Il giorno dopo la tragedia di Monteforte assume contorni più chiari. Quattro i colpi di pistola esplosi da Vincenzo Gallo, 37 anni, all’indirizzo del fratello Carmine, di due anni più grande. Colpi sparati a distanza ravvicinata che non hanno dato scampo alla vittima. Carmine è morto durante il tragitto in ospedale. A ricostruire la dinamica dell’omicidio, gli uomini della squadra mobile della questura di Avellino. E’ qui che Vincenzo si è costituito ammettendo di aver ammazzato il fratello.
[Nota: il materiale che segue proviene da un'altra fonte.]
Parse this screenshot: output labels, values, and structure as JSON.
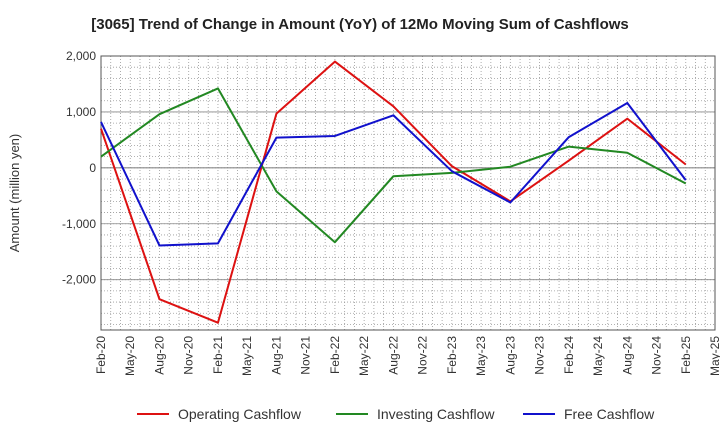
{
  "chart_data": {
    "type": "line",
    "title": "[3065]  Trend of Change in Amount (YoY) of 12Mo Moving Sum of Cashflows",
    "xlabel": "",
    "ylabel": "Amount (million yen)",
    "ylim": [
      -2900,
      2000
    ],
    "yticks": [
      2000,
      1000,
      0,
      -1000,
      -2000
    ],
    "ytick_labels": [
      "2,000",
      "1,000",
      "0",
      "-1,000",
      "-2,000"
    ],
    "categories": [
      "Feb-20",
      "May-20",
      "Aug-20",
      "Nov-20",
      "Feb-21",
      "May-21",
      "Aug-21",
      "Nov-21",
      "Feb-22",
      "May-22",
      "Aug-22",
      "Nov-22",
      "Feb-23",
      "May-23",
      "Aug-23",
      "Nov-23",
      "Feb-24",
      "May-24",
      "Aug-24",
      "Nov-24",
      "Feb-25",
      "May-25"
    ],
    "series": [
      {
        "name": "Operating Cashflow",
        "color": "#dd1111",
        "values": [
          700,
          null,
          -2350,
          null,
          -2770,
          null,
          970,
          null,
          1900,
          null,
          1100,
          null,
          30,
          null,
          -600,
          null,
          130,
          null,
          880,
          null,
          60,
          null
        ]
      },
      {
        "name": "Investing Cashflow",
        "color": "#228822",
        "values": [
          200,
          null,
          960,
          null,
          1420,
          null,
          -420,
          null,
          -1330,
          null,
          -150,
          null,
          -90,
          null,
          20,
          null,
          380,
          null,
          270,
          null,
          -280,
          null
        ]
      },
      {
        "name": "Free Cashflow",
        "color": "#1111cc",
        "values": [
          820,
          null,
          -1390,
          null,
          -1350,
          null,
          540,
          null,
          570,
          null,
          940,
          null,
          -60,
          null,
          -620,
          null,
          550,
          null,
          1160,
          null,
          -220,
          null
        ]
      }
    ]
  }
}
Era stato la madre a chiamarlo, preoccupata per la condotta di vita del figlio Carmine. I due fratelli abitano in due case poco distanti in Via Borgo e Acqua delle noci. Lo scontro è avvenuto sulle scale della palazzina. Prima una rissa verbale, poi una colluttazione. All’improvviso partono quattro colpi di pistola che feriscono a morte Carmine. In casa, oltre alla madre, altri tre amici, uno dei quali pregiudicati. Incensurato, invece, Vincenzo, mentre Carmine aveva un piccolo precedente per resistenza a pubblico ufficiale. Pare che a cena tutti avessero bevuto parecchio. Sono stati gli amici di Carmine a chiamare polizia e ambulanza. Per comprendere meglio il movente si attende l’interrogatorio della madre. E’ lei il testimone chiave. Intanto sull’arma del delitto è giallo. Si tratta di una calibro nove che Vincenzo ha gettato da un cavalcavia della variante 7 bis prima di costituirsi. La pistola, però, nonostante le ricerche non è stata trovata. Secondo quanto riferito da Vincenzo l’arma era di proprietà di Carmine che l’aveva con sé quando i due si sono incontrati sulle scale. Dopo la colluttazione, il revolver è finito nelle mani del fratello minore. Grazie all’autopsia, che si terrà domani, alcuni di questi aspetti potrebbero essere risolti.
Sotto shock la comunità Monteforte, che stenta a credere come due bravi ragazzi, lavoratori, si siano resi protagonisti una vicenda familiare così drammatica.